Pays du roman noir, les Etats-Unis demeurent les grands pourvoyeurs des personnages de casseur en tout genre. Maître en la matière, l’antihéros Parker, créé par le romancier Richard Stark, revient dans un troisième tome adapté de son trait délicieusement rétro et efficace à la fois par Darwyn Cooke. "Le casse" conte "un coup de science-fiction" qu’un certain Edgars propose au très professionnel Parker : braquer en une nuit Cooper Canyon, une petite ville minière nichée dans un canyon. Avec ses deux banques, ses trois bijouteries et la paie des mineurs, le butin potentiel est, au bas mot, d’un quart de million - au taux de 1964. Parker le solitaire se retrouve sur le coup avec neuf autres associés. Une véritable opération commando, digne d’un James Bond, où tout ne se passera évidemment pas comme prévu. Comme dans les précédents "Le Chasseur" et "L’Organisation", le récit est rondement mené, avec une narration limpide et efficace. De quoi ravir ceux qui sont devenus des fans de Parker.

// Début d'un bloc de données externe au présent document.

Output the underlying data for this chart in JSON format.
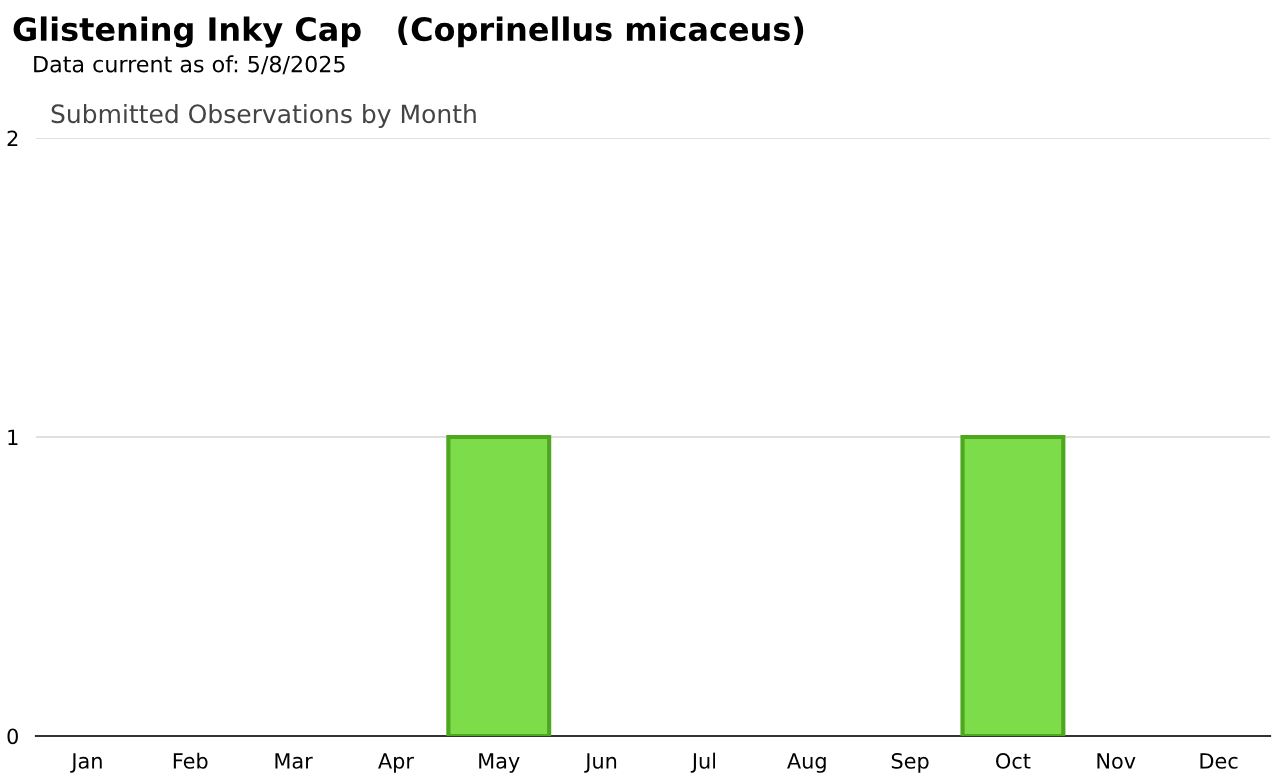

Nouveau venu, par contre, est Conrad Paulson, "Le maître voleur". Lui aussi nous arrive d’outre-Atlantique. Il est la nouvelle création de Robert Kirkman, le scénariste de la série best-seller "Walking Dead". Exit, ici, les morts vivants. Kirkman investit le milieu des braqueurs de haut vol. Conrad, alias Redmond, est le roi de sa confrérie. Rien ne lui est inaccessible. Avec Célia, la complice qu’il a initiée, il forme une équipe imparable. Mais Conrad veut raccrocher. Parce qu’il veut se rabibocher avec son ex-épouse, et avec son fils, trop longtemps négligé. Mais comment un voleur fait-il pour arrêter ? Surtout quand son fiston se fait serrer par le FBI, lequel serait prêt à négocier avec le retraité quelque information Conrad/Redmon se retrouve alors pris entre deux feux : comment jouer la balance sans trahir ?

Kirkman et son coscénariste Nick Spencer mènent rondement ce récit, digne de "Ocean’s Eleven" ou des "Arnaqueurs". Si le retournement final est prévisible, tout l’art du suspense est dans le "comment". Malgré un dessin peu original dans le tout venant de la bande dessinée mainstream américaine, et un rien rigide par instant, Shawn Martinbrough fait montre d’efficacité et de lisibilité - déjà deux qualités non négligeables - pour livrer au final un excellent petit thriller noir qui fait son office : captivant et distrayant, à défaut d’être radicalement décoiffant.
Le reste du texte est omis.